Entrepreneurs are seen as agents of change that accelerate innovation in the economy and hence creates wealth.  India, while having the third-largest entrepreneurship ecosystem in the world after the US and China, have lower rates of formal entrepreneurship on a per-capita basis when compared to other countries. 

There are several factors causing this anomaly which the survey has sought to analyze. The survey has analyzed entrepreneurial activities at the bottom of the administrative pyramid i.e. in over 500 districts in India and their correlation with wealth creation. 

The present state of Entrepreneurship

  • New firms’ creation has gone up from about 70,000 in 2014 to about 1,24,000 new firms (by about 80 percent) in 2018.
  • The creation of new firms in the service sector is significantly higher than those in manufacturing and agriculture.
  • Grassroots entrepreneurship is not just driven by necessity as a 10 percent increase in registration of new firms in a district yields a 1.8 percent increase in GDDP (Gross District Domestic Product). 
  • Distribution of new firms is heterogeneous across regions and sectors and is not just spread around a few cities.                                       
  • Literacy and physical infrastructure in the district propel local entrepreneurship significantly. Thus, new firms’ creation is lower across districts in Eastern and Northern India where literacy rate is lower and conversely, higher in Southern and Western Indian districts. 
  • States with flexible labor regulations have a higher number of new firms (which in turn can create new jobs)Rajasthan, for example, has introduced several reforms that are viewed as pro-employer and thus has witnessed a kink in business activities. 

The determinants of entrepreneurial activity

On the basis of its findings, the survey has deduced the following as key determinants in entrepreneurial activity. 
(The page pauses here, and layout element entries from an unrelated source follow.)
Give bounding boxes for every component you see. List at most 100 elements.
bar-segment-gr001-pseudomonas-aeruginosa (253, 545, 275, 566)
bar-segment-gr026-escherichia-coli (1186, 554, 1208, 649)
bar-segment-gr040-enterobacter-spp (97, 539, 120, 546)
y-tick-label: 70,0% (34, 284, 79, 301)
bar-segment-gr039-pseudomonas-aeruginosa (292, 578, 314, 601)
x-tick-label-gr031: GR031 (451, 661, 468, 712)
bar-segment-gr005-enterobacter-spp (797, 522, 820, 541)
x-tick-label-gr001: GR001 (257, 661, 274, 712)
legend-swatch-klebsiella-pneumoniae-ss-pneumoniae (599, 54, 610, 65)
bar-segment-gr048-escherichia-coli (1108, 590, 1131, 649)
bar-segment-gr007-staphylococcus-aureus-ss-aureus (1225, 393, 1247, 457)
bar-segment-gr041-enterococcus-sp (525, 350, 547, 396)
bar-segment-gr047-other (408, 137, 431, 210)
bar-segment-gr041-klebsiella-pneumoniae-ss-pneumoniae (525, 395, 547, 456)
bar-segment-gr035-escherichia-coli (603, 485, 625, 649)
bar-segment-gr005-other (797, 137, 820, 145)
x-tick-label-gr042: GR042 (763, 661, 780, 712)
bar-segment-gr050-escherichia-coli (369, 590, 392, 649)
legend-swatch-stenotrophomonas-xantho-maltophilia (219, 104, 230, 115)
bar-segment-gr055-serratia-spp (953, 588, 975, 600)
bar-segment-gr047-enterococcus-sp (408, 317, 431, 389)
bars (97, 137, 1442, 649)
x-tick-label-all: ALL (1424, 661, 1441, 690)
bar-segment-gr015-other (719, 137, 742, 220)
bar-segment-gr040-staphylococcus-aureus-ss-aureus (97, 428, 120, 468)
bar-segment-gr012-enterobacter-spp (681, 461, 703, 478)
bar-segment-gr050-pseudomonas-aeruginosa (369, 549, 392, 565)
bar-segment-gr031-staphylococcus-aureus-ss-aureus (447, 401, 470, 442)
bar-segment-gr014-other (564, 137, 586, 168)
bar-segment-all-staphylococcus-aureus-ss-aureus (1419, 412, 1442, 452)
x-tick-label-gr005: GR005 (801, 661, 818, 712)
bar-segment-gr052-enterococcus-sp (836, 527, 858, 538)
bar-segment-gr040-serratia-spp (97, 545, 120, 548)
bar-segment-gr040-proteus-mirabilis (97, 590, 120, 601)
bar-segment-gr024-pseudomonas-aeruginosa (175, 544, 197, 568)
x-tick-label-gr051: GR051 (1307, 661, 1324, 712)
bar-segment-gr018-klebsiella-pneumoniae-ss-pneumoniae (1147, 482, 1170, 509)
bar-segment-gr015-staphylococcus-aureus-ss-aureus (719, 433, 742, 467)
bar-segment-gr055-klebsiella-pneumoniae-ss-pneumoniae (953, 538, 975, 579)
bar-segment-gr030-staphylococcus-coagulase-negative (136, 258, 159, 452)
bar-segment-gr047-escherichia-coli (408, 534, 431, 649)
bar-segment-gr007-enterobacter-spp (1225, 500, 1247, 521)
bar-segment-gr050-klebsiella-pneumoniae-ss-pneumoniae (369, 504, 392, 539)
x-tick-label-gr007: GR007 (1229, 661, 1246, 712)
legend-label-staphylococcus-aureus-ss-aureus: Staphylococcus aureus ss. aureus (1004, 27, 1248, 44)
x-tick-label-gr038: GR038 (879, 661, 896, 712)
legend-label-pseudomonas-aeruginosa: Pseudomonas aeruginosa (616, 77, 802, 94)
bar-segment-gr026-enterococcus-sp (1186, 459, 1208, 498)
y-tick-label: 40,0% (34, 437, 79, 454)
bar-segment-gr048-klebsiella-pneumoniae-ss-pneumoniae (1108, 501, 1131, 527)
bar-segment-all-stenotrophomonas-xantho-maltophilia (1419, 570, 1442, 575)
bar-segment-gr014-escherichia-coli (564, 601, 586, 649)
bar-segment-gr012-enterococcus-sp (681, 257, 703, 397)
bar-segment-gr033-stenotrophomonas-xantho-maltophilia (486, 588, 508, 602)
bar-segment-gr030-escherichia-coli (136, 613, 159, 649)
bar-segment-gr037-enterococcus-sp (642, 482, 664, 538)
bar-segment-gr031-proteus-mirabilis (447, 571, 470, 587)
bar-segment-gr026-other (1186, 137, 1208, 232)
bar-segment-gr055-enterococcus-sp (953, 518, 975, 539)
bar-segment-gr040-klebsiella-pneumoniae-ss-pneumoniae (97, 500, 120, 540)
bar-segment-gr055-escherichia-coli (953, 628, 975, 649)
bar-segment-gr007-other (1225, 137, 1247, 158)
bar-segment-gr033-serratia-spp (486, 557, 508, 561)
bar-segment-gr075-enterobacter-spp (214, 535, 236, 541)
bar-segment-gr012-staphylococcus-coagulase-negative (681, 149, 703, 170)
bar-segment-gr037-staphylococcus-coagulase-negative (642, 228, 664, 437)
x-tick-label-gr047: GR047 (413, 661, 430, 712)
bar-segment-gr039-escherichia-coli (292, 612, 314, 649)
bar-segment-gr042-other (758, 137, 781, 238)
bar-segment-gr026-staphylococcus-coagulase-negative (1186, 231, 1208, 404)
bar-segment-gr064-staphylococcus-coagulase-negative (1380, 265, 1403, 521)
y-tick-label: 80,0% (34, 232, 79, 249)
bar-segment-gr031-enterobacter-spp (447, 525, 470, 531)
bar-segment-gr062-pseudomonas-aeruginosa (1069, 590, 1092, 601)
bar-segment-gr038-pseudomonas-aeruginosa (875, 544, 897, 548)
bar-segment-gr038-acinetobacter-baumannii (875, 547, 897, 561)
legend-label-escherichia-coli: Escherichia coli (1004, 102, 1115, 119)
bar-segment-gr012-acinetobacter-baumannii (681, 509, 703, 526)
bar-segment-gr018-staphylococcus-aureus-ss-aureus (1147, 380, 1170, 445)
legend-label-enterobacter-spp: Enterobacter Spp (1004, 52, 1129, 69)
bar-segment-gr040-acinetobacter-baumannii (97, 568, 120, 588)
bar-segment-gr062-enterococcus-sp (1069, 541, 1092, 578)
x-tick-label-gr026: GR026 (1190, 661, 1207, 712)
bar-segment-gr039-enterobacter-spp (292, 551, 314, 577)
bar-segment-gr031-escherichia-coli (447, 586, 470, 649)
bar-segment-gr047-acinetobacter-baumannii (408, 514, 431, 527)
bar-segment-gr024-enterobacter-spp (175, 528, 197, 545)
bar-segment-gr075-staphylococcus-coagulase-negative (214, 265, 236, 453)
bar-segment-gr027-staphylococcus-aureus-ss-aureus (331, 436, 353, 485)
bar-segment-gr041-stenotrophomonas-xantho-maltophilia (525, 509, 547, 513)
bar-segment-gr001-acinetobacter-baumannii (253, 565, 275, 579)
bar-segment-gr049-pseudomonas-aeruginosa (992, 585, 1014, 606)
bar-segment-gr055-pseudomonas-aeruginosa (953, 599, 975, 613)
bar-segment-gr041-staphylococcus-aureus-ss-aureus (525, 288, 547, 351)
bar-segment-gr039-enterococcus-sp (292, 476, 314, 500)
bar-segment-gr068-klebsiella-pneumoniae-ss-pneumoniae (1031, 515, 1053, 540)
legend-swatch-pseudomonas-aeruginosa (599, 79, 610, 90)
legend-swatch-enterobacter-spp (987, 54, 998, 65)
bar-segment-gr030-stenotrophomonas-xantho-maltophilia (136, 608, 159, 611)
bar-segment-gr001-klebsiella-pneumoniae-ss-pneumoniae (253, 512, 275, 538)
  • Higher education levels in a district enable the development of better human capital that relates to an increased supply of ideas and entrepreneurs.
  • The number of colleges in the district and the proportion of the population that is literate is also a significant factor in inducing entrepreneurship. 
    • For example, the successful contribution of the privatization of engineering colleges to India’s software exports can not be understated. 
  • The access to physical infrastructure in a district is measured using the proportion of villages in a district that is connected by tar roads. This measure is expected to correlate with access to other public goods like electricity, water/ sanitation facilities, and telecom services that are fundamental to all businesses. 
  • Proximity to large population centers likely allows the startup to gain market access and scale up operations. It also implies better access to inputs and a talented workforce. 
  • Demography: Inverted-U relationship between regional age structure and entrepreneurship rates that underlies India’s “demographic dividend”, establishing this variable as an important driver of entrepreneurship. 

Policy suggestions

  • Measures to increase the literacy levels rapidly through the institution of more schools and colleges shall be taken to spur entrepreneurship and consequently local wealth creation.
  • Better connectivity of villages through tar roads will likely improve access to local markets and improve entrepreneurial activity. 
  • As the manufacturing sector has the potential to create maximum jobs, states must focus on enabling ease of doing business and flexible labor regulation to foster job creation.